JUSTIÇA DE DEUS DIANTE DA MINHA JUSTIÇA
Quarta-Feira da XX Semana Comum
Primeira Leitura: Jz 9,6-15
Naquele tempo, 6 todos os habitantes de Siquém e os de Bet-Melo se reuniram junto a um carvalho que havia em Siquém e proclamaram rei a Abimelec. 7 Informado disso, Joatão foi postar-se no cume do monte Garizim e se pôs a gritar em alta voz, dizendo: “Ouvi-me, moradores de Siquém, e que Deus vos ouça. 8 Certa vez as árvores resolveram ungir um rei para reinar sobre elas, e disseram à oliveira: ‘Reina sobre nós’. 9 Mas ela respondeu: ‘Iria eu renunciar ao meu azeite, com que se honram os deuses e os homens, para me balançar acima das árvores?’ 10 Então as árvores disseram à figueira: ‘Vem e reina sobre nós’. 11 E ela lhes respondeu: ‘Iria eu renunciar à minha doçura e aos saborosos frutos, para me balançar acima das outras árvores?’ 12 As árvores disseram então à videira: ‘Vem e reina sobre nós’. 13 E ela lhes respondeu: ‘Iria eu renunciar ao meu vinho, que alegra os deuses e os homens, para me balançar acima das outras árvores?’ 14 Por fim, todas as árvores disseram ao espinheiro: ‘Vem tu reinar sobre nós’. 15 O espinheiro respondeu-lhes: ‘Se deveras me constituís vosso rei, vinde e repousai à minha sombra; mas se não o quereis, saia fogo do espinheiro e devore os cedros do Líbano!’
Evangelho:
Mt 20,1-16
Naquele tempo, disse Jesus aos seus
discípulos esta parábola: 1“O Reino dos Céus é como a história do patrão que
saiu de madrugada para contratar trabalhadores para a sua vinha. 2Combinou com
os trabalhadores uma moeda de prata por dia, e os mandou para a vinha. 3Às nove
horas da manhã, o patrão saiu de novo, viu outros que estavam na praça,
desocupados, 4e lhes disse: ‘Ide também vós para a minha vinha! E eu vos
pagarei o que for justo’. 5E eles foram. O patrão saiu de novo ao meio-dia e às
três horas da tarde, e fez a mesma coisa. 6Saindo outra vez pelas cinco horas
da tarde, encontrou outros que estavam na praça, e lhes disse: ‘Por que estais
aí o dia inteiro desocupados?’ 7Eles responderam: ‘Porque ninguém nos
contratou’. O patrão lhes disse: ‘Ide vós também para a minha vinha’. 8Quando
chegou a tarde, o patrão disse ao administrador: ‘Chama os trabalhadores e
paga-lhes uma diária a todos, começando pelos últimos até os primeiros!’
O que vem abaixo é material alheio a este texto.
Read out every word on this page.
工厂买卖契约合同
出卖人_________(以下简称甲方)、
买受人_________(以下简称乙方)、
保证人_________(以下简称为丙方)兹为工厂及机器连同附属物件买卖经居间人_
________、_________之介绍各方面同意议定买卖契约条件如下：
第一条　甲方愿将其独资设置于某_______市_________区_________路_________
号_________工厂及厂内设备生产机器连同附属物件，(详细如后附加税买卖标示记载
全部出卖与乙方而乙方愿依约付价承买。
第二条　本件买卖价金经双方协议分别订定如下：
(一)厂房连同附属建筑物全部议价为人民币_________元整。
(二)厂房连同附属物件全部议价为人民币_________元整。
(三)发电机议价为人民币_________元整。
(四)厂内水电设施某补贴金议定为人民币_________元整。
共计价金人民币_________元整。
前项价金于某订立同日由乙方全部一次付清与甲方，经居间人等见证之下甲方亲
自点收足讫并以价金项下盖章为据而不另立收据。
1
9Vieram os que tinham sido contratados às cinco da tarde e cada um recebeu uma
moeda de prata. 10Em seguida vieram os que foram contratados primeiro, e
pensavam que iam receber mais. Porém, cada um deles recebeu uma moeda de prata.
11Ao receberem o pagamento, começaram a resmungar contra o patrão: 12‘Estes
últimos trabalharam uma hora só, e tu os igualaste a nós, que suportamos o
cansaço e o calor o dia inteiro’. 13Então o patrão disse a um deles: ‘Amigo, eu
não fui injusto contigo. Não combinamos uma moeda de prata? 14Toma o que é teu
e volta para casa! Eu quero dar a este que foi contratado por último o mesmo
que dei a ti. 15Por acaso não tenho o direito de fazer o que quero com aquilo
que me pertence? Ou estás com inveja, porque estou sendo bom?’ 16aAssim, os
últimos serão os primeiros, e os primeiros serão os últimos”.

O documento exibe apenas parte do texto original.